The Parliamentary world of the provinces was notable for its moral attitude and for its love of religion. Taken all in all the French bourgeoisie had not felt the inroads of free thought, although there had been a few cases of visible infiltration. In the country districts the people practised religion more or less fervently.
Despite the few exceptions serving as luminous points in the universal darkness, in the reign of Louis XIII. the situation was well fitted to inspire creatures of ardent faith and exalted mysticism with horror. There were many such people in Paris then, as there have been always. Discouraged, hopeless of finding anything better in a world abandoned to blasphemy and vice, the naturally pious fled to the cloisters and too often they found within the walls of their refuges the same scandals that had driven them from their homes. The larger number of the monasteries were given over to depravity[103] and the monks were like the people of the world. As we have seen, a few prelates of rare faith and devotion furnished the exceptions to the rule, but set, as they were, wide distances apart in the swarming mass of vociferous immorality, they excited a pity which swallowed up all appreciation of their importance.

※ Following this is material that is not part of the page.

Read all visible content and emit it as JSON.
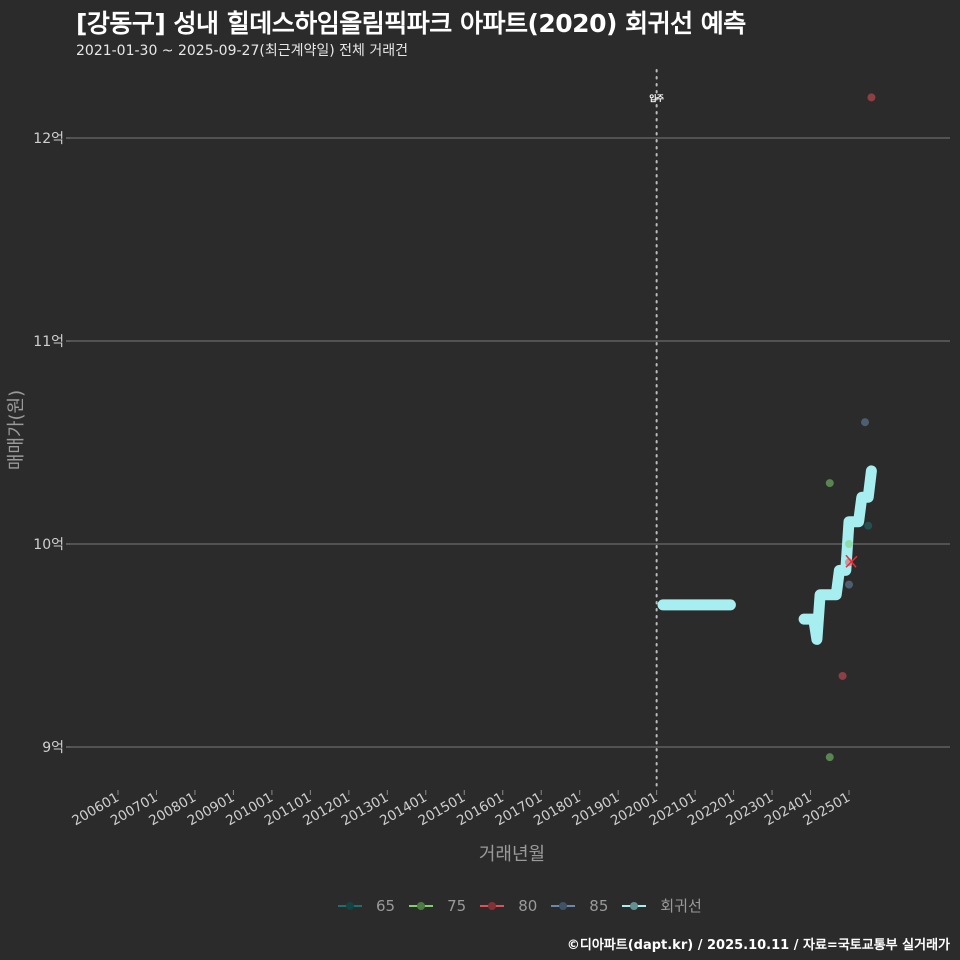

Divers questions which were not connected either with belief as a whole or with the principle of belief combined to make the Protestant minority by far more moral than the Catholic majority. Perhaps the social disadvantage attached to Protestantism was the strongest reason for its superiority. When a practically powerless minority is surrounded and kept under surveillance by a powerful majority, unless pride and vanity have blinded its prudence the minority keeps careful watch of its actions. By a natural process minorities of agitators cast cowardly and selfish members out of their ranks; in other words, they weed out the useless, the feeble, the derogatory elements, and the elements which, being dependent upon the favour of the public, or susceptible to public criticism, flinch if subjected to unfavourable judgment. The Protestant minority eliminated all who, fearing the ridicule or the animosity of the Court, shrank from standing shoulder to shoulder with the men in the fighting ranks of Protestantism. Impelled by personal interest, the converts to the reform movement went back to the Catholic majority. There were so many advantages attendant upon the profession of Catholicism that with few exceptions the great lords declared their faith in the religion powerful to endow them with military commands and with governmental and other lucrative positions. The Protestant ranks were thinned, but the few who stood their ground were the picked men of the reform movement. The ranks of the Catholics were swelled by the hypocrites and the turncoats who had deserted from the army of the Protestants. The Protestants gained morally by the defection of their converts, and the Catholics lost; the few who sustained Protestantism were sincere; the fact of their profession proved it.